Persistent terminal windows the AI can keep using, instead of opening a fresh one for every command. Faster, but cap the lifetime so they don't get stale.
Persistent shell/REPL handles the model can attach to. Avoids spawn-per-call overhead. Limit per-session lifetime — an idle session that survived a long compaction may carry stale state.
A document describing how your default assistant should sound — its voice, tone, what it cares about. Different from a system prompt because it sticks across all chats.
Long-form persona document applied outside per-conversation system prompts. Edit here for permanent voice; edit the agent's role prompt for task-specific behavior.
An address book the assistant can use — names, groups, tags, and how to reach each person.
People, groups, tags, and reachability metadata used by channels and presence routing. Treat as personal data; back up encrypted, scrub on export.
Connects to your Obsidian notes vault so the assistant can read (and optionally write) to it.
Vault path, note search, and import. Read-only by default. Enable write only on an isolated vault — never your primary notes.
Knowledge & Memory Settings
Decides whether the AI remembers things about you across separate chats and days.
Survival of memory facts across sessions/devices. Enable for personal-assistant flows; disable for task-specialist or audit roles.
Lets the AI save things from your conversation as long-term notes by itself. Only turn on if you're OK with what's being said being remembered.
Permits the model to write durable facts during chat. Each write is captured in the Audit Trail. Enable only on chats safe to persist.
Which model is in charge of indexing your documents for search.

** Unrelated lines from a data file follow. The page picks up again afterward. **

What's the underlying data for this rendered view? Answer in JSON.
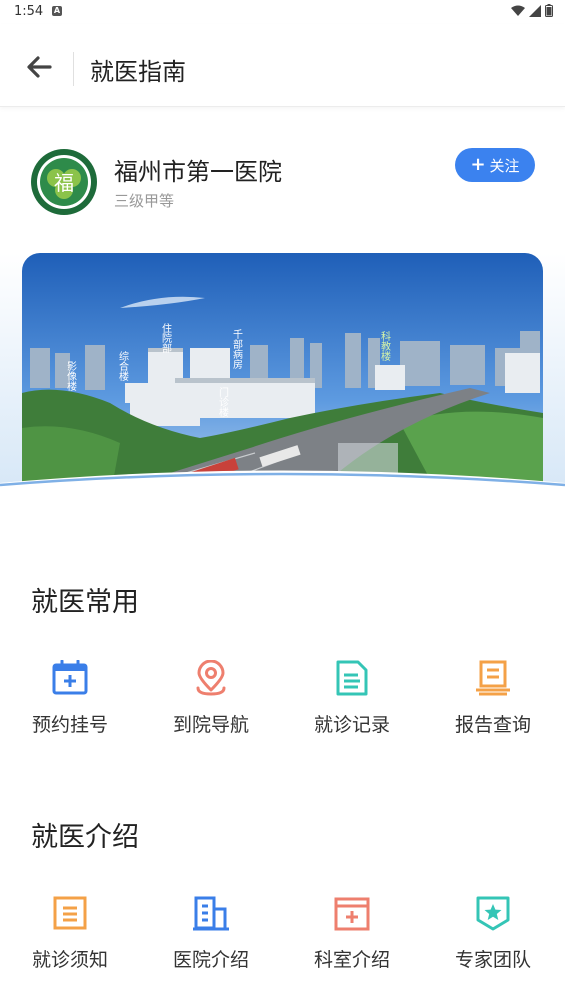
{
  "status": {
    "time": "1:54",
    "notification": "A"
  },
  "appbar": {
    "title": "就医指南"
  },
  "hospital": {
    "name": "福州市第一医院",
    "level": "三级甲等",
    "follow_label": "关注",
    "logo_text": "福"
  },
  "banner": {
    "building_labels": [
      "住院部",
      "千部病房",
      "综合楼",
      "影像楼",
      "门诊楼",
      "科教楼"
    ],
    "page_count": 2,
    "current_page": 1
  },
  "sections": [
    {
      "title": "就医常用",
      "items": [
        {
          "label": "预约挂号",
          "icon": "calendar-plus-icon",
          "color": "#3a7ee8"
        },
        {
          "label": "到院导航",
          "icon": "location-pin-icon",
          "color": "#ee7f6e"
        },
        {
          "label": "就诊记录",
          "icon": "document-list-icon",
          "color": "#34c5b6"
        },
        {
          "label": "报告查询",
          "icon": "report-monitor-icon",
          "color": "#f4a147"
        }
      ]
    },
    {
      "title": "就医介绍",
      "items": [
        {
          "label": "就诊须知",
          "icon": "notice-icon",
          "color": "#f4a147"
        },
        {
          "label": "医院介绍",
          "icon": "building-icon",
          "color": "#3a7ee8"
        },
        {
          "label": "科室介绍",
          "icon": "department-icon",
          "color": "#ee7f6e"
        },
        {
          "label": "专家团队",
          "icon": "star-badge-icon",
          "color": "#34c5b6"
        }
      ]
    }
  ]
}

A small, dedicated one is best.
Runtime that produces embeddings for Documents and Wiki search. Use a small, fast embedding model — not the main chat model.
When documents get indexed, they're cut into pieces. This sets the size of those pieces and how much they overlap. Smaller for precise lookups, bigger for context.
Document split parameters. Smaller chunks favor precise retrieval; larger preserve narrative continuity. Re-index after any change.
How many document pieces the AI gets to read when you ask it a question. More = thorough but noisy; less = focused but might miss facts.
Number of retrieved chunks per query. Raise when answers miss facts; lower when irrelevant context floods the prompt.
How often the AI runs in the background to "think about" your notes and journal new ideas. Treat the output like suggestions, not facts.
Idle-synthesis schedule. Output is suggestion-grade, not authoritative memory. Disable on shared or untrusted workstations.
Automation & Workspace Settings
Decides whether the AI asks for permission before doing things. Pick "Confirm" until you're sure a workflow is safe.
Per-tool / per-agent gating: Auto, Confirm, Block. Default to Confirm for anything touching files, network, or external services; lift to Auto only after a flow has run clean under Confirm.
Permanent rules the AI must follow, like "never share my address" or "always reply in English". They stick around forever.
Persistent instructions applied globally or per agent. Use for invariants, not transient task details.
Auto-run actions on events — like "every time a Slack message arrives, log it" or "if there's an error, send me a notification".
Event-triggered actions (pre-prompt, post-tool, on-channel-message, on-error). Each can inject context, run a skill, log memory, call a webhook, or exec. Audit before enabling on production channels.
How often a recurring AI task wakes up to do something. Always set a stop condition so it doesn't run forever.
Recurring agent-turn schedule. Always attach explicit max-iterations — heartbeats without a stop condition burn tokens silently.
A friendly way to schedule recurring jobs ("every Monday at 9am"). Always check the next-run preview to make sure it's right.
Visual cron-expression builder. Validate the next-fire preview before saving — typo'd cron strings are a leading cause of silent automation failures.
Long jobs that run in the background. Always wire up a notification so you know when they finish.
Long-running non-interactive jobs. Cap concurrency. Always attach a notification or webhook so completion is observable.